Some Like It Scot by Suzanne Enoch
on October 6, 2015
Genres: Fiction / Historical / Renaissance
Pages: 368
Goodreads
Can a clash of wills …
When a mad lass in trousers shoots at him, Munro “Bear” MacLawry isn’t sure what impresses him more—the girl’s sure aim or her irresistibly tempting curves. Catriona MacColl has fled to the Highlands with her half-sister to escape an unwanted wedding and wants no part of him, or any man. But he can’t abandon the flame-haired, sharp-tongued wildcat now that he’s discovered her—not when she fits so perfectly in his arms.
Lead to a love for all time?
Munro has more than earned his nickname: he’s a well-muscled, well-favored mountain of a man with an engaging bad-boy grin and a string of well-satisfied lasses behind him. Bringing Catriona food, blankets, candles, everything she needs to survive a winter in an abandoned abbey, Munro is an unexpected gift in her reckless bid for freedom—and an unexpected complication. Clan MacDonald has plans for her, and they don’t include her falling for a MacLawry. But this man makes her feel like a woman—and he may be her one chance to live a life about which she’s only dared dream.

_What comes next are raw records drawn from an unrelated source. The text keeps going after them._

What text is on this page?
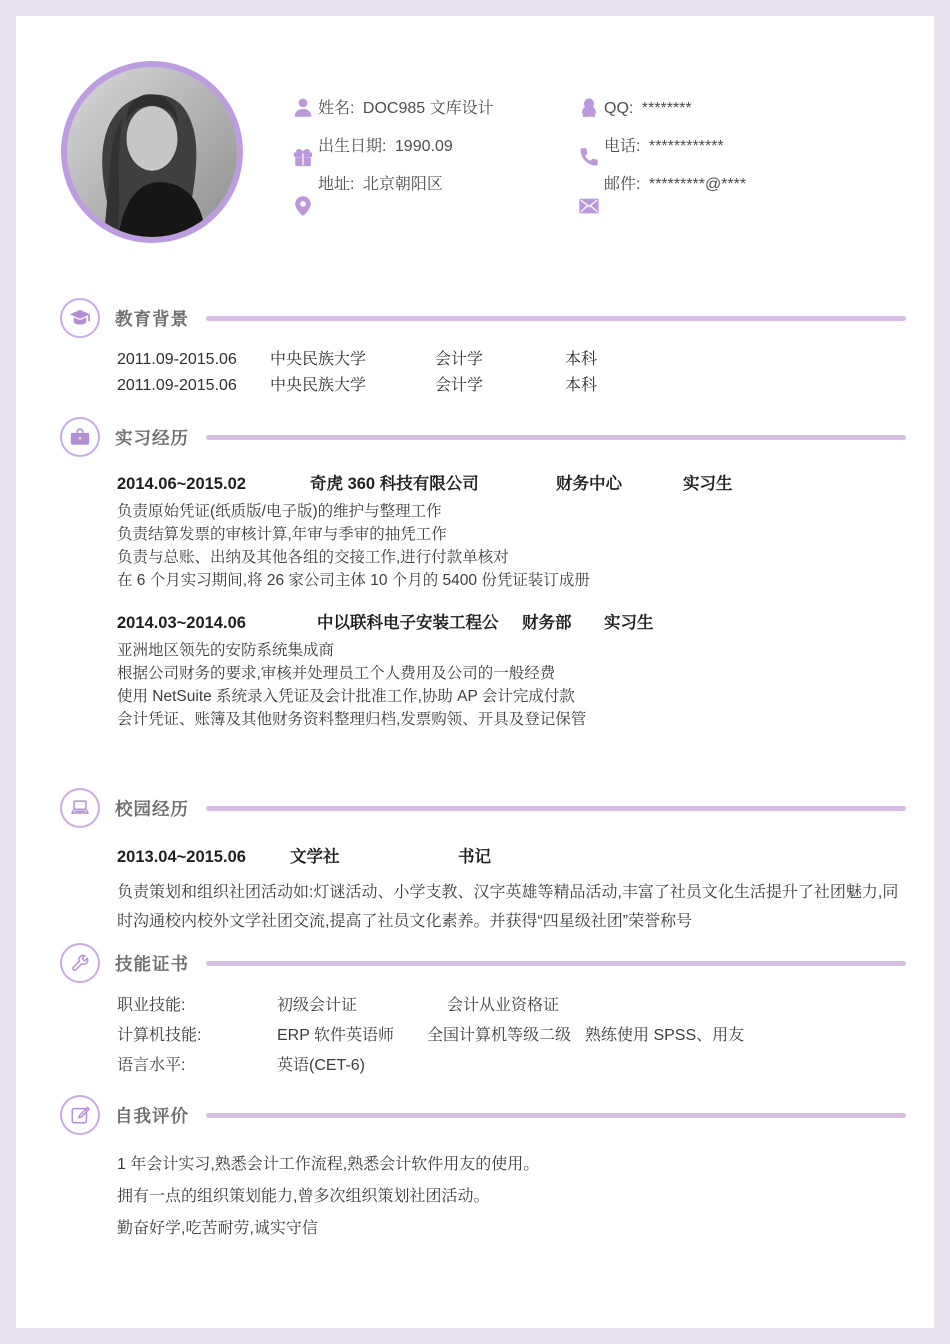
姓名: DOC985 文库设计
出生日期: 1990.09
地址: 北京朝阳区
QQ: ********
电话: ************
邮件: *********@****
教育背景
2011.09-2015.06	中央民族大学	会计学	本科
2011.09-2015.06	中央民族大学	会计学	本科
实习经历
2014.06~2015.02	奇虎 360 科技有限公司	财务中心	实习生
负责原始凭证(纸质版/电子版)的维护与整理工作
负责结算发票的审核计算,年审与季审的抽凭工作
负责与总账、出纳及其他各组的交接工作,进行付款单核对
在 6 个月实习期间,将 26 家公司主体 10 个月的 5400 份凭证装订成册
2014.03~2014.06	中以联科电子安装工程公	财务部	实习生
亚洲地区领先的安防系统集成商
根据公司财务的要求,审核并处理员工个人费用及公司的一般经费
使用 NetSuite 系统录入凭证及会计批准工作,协助 AP 会计完成付款
会计凭证、账簿及其他财务资料整理归档,发票购领、开具及登记保管
校园经历
2013.04~2015.06	文学社	书记
负责策划和组织社团活动如:灯谜活动、小学支教、汉字英雄等精品活动,丰富了社员文化生活提升了社团魅力,同时沟通校内校外文学社团交流,提高了社员文化素养。并获得“四星级社团”荣誉称号
技能证书
职业技能:	初级会计证	会计从业资格证
计算机技能:	ERP 软件英语师	全国计算机等级二级 熟练使用 SPSS、用友
语言水平:	英语(CET-6)
自我评价
1 年会计实习,熟悉会计工作流程,熟悉会计软件用友的使用。
拥有一点的组织策划能力,曾多次组织策划社团活动。
勤奋好学,吃苦耐劳,诚实守信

Some Like It Scot is book four in The Scandalous Highlanders series by Suzanne Enoch. I have thoroughly enjoyed this series, but somehow this book fell a bit short of the mark for me. Don’t get me wrong. Enoch is quickly becoming one of my favorite authors. But I found myself skipping passages and grimacing whenever the heroine spoke. Catriona MacColl is the tomboy that the third son of the MacLawry clan – Munro “Bear” MacLawry is drawn to. I appreciated her character at first. She is a “Robinson Crusoe” surviving in the wild with her helpless stepsister. But when her comments grew more and more acerbic, I just had a difficult time feeling compassion for her. She began to grate on my nerves. Bear is pictured as a giant of a Highlander who is content to let others think him a man with more brawn than brains – until he meets Catriona. “Women, physical pleasure, were one thing. When he looked at her, talked with her, he felt more …aware. More alive, more challenged, than he had with any other lass he’d ever met. It didn’t make any sense, because she also frustrated him more than any lass he’d ever met, but there it was.” I can agree with Bear..the heroine was annoying. I checked this book out from my local library. Although I was disappointed with this story, I am still looking forward to reading more by Enoch.